The modeling lamps can be set to constant output or you can tie them in to the power level being set for the strobes with the press of a button the back of the unit. The modeling lamp can also be set to turn off as the strobe fires. When this option is chosen, the modeling lamp comes back on when the strobe is recharged. A full power burst only requires about one second to recharge.
What Could Be Better
It’s hard to find fault with a basic, well made, affordable studio strobe, but I’ll try anyway.
As mentioned, the optical slave doesn’t seem to work well with IR triggers. There are ways around this issue, but it really makes lighting and shooting setups so simple when you don’t have to worry about cords or any other visible light burst.

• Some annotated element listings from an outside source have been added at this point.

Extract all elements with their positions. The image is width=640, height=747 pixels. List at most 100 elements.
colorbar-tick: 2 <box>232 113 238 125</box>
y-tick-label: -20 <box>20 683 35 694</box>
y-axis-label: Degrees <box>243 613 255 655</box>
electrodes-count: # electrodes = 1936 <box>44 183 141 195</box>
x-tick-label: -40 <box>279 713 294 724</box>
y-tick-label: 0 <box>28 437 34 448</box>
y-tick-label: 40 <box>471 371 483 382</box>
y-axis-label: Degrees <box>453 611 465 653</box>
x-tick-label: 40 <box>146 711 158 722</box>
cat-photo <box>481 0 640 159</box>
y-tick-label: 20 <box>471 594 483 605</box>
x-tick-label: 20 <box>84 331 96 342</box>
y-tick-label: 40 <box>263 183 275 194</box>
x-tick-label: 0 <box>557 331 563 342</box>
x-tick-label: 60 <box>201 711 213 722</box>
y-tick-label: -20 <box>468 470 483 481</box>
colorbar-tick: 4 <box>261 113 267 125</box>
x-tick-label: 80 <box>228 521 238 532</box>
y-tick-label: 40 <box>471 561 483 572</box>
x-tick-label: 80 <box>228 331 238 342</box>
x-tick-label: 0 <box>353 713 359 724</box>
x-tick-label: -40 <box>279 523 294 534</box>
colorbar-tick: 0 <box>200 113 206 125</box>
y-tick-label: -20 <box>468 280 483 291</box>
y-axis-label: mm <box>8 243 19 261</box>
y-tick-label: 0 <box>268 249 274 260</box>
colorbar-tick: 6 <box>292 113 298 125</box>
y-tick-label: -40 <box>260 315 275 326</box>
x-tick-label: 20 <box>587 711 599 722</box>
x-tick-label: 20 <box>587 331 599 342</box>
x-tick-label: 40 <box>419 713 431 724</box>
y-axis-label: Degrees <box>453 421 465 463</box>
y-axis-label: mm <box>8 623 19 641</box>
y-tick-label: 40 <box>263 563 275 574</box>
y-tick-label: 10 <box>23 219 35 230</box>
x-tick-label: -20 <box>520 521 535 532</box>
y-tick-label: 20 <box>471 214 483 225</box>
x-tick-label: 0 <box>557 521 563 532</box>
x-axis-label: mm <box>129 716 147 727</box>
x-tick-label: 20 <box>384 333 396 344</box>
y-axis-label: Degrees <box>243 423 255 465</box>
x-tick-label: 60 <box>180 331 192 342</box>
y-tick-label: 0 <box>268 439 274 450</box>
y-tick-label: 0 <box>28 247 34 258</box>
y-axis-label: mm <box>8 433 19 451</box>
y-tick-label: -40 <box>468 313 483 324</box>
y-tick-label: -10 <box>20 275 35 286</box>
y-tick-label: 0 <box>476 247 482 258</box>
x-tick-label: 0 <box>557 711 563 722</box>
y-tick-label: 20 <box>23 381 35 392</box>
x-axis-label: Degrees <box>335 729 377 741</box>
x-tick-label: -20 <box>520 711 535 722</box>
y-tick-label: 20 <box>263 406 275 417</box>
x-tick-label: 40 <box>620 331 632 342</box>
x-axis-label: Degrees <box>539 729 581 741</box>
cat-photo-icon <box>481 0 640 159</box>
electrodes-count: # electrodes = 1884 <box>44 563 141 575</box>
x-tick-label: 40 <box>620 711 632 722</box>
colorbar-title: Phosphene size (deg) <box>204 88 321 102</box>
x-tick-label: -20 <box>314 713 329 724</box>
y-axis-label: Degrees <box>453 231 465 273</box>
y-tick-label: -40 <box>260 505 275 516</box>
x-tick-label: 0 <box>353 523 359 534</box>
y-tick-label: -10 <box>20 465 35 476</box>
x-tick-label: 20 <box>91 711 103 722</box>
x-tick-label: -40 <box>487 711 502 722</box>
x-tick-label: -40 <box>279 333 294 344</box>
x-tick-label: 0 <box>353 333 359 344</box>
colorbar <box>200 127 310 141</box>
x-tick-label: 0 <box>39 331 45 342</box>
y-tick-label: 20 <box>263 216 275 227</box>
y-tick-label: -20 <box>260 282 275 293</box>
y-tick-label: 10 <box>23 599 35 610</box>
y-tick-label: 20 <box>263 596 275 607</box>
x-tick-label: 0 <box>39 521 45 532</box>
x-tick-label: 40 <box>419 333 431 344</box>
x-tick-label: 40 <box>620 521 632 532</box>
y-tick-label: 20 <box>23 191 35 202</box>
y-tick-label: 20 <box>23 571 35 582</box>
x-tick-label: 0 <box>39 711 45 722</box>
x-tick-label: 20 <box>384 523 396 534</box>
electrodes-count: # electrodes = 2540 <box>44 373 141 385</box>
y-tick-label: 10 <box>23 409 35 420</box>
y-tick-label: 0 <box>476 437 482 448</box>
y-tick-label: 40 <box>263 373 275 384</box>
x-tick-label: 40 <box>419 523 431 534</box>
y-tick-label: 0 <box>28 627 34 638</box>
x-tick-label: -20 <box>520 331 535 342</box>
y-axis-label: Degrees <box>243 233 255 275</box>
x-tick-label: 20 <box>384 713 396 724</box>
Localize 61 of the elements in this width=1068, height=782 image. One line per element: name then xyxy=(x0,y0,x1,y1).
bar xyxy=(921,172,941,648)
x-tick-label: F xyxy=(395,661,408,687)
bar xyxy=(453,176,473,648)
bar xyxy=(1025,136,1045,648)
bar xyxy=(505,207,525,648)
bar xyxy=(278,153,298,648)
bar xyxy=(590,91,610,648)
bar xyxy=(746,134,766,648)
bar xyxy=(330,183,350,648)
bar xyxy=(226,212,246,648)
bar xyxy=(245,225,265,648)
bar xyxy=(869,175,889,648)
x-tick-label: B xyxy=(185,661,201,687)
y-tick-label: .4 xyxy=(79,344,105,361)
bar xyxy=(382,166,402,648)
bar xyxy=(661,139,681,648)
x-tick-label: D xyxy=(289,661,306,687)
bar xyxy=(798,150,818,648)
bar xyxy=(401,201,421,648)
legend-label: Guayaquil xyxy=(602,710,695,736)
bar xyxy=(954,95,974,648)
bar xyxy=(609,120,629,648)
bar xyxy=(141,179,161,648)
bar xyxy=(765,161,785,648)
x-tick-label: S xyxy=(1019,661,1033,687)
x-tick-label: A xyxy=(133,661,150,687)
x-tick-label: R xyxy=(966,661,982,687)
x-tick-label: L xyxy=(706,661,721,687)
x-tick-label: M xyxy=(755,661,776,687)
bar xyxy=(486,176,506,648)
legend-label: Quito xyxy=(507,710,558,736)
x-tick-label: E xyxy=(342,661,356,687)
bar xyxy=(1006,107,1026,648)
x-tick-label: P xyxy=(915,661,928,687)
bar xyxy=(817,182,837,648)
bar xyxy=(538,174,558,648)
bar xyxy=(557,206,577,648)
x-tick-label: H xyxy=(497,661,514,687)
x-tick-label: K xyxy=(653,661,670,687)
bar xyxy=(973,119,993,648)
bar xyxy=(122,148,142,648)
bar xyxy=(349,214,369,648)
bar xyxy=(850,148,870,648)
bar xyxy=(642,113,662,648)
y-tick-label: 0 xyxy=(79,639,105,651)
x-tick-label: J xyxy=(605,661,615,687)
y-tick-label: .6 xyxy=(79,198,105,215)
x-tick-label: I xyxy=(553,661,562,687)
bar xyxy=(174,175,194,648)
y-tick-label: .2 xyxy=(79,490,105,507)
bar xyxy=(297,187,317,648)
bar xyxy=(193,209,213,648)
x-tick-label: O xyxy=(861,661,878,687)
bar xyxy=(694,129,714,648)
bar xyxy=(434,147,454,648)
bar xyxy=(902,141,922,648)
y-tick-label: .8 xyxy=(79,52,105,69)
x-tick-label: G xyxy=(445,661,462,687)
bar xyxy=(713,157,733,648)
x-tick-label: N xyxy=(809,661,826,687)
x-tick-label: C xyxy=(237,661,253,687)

The strobes recycle very quick, but an audible indicator would be welcome. Even my older Vivitar flashes like the 2500 had a beeper for that. Paul C. Buff, if Alien Bees ever do get this added feature, please be sure to give the beeper an off switch for those occasions when you don’t want to hear something like that.
A very personal aesthetic gripe, those ‘exciting’ colors aren’t necessary. Plain old black or grey is just fine. Maybe I’m just a nitpicker, but those Alien Green and Martian Pink options don’t work for me at all. Oh well, no one is forcing me to buy a Mello Yello strobe.
Whether operating a high dollar commercial studio or a budget studio in the garage or spare bedroom, the Alien Bees B400 is an excellent choice for a no-frills, manual exposure strobe. Well made and durable, they are also lightweight and inexpensive. A wide variety of optional accessories are usable for light modification.
Simply put: They work. Since they are so reasonably priced, a very sophisticated studio lighting arrangement could be made around several of these strobes. In addition to the B400 160/WS, there are two higher power strobes available, the B800 320/WS and B1600 640/WS. All of the Alien Bees are very affordable and highly usable.
Minor nitpicking aside, these small strobes are perfectly able to do the job. Like a Chevy sedan does for transportation, these strobes will get you there. Sure, the Maserati and Mercedes are more sophisticated and have extra features, but they are still used as transportation, right?
So, there you have it. Alien Bees, the perfectly adequate Chevy sedan of studio strobes. How’s that for a tag line?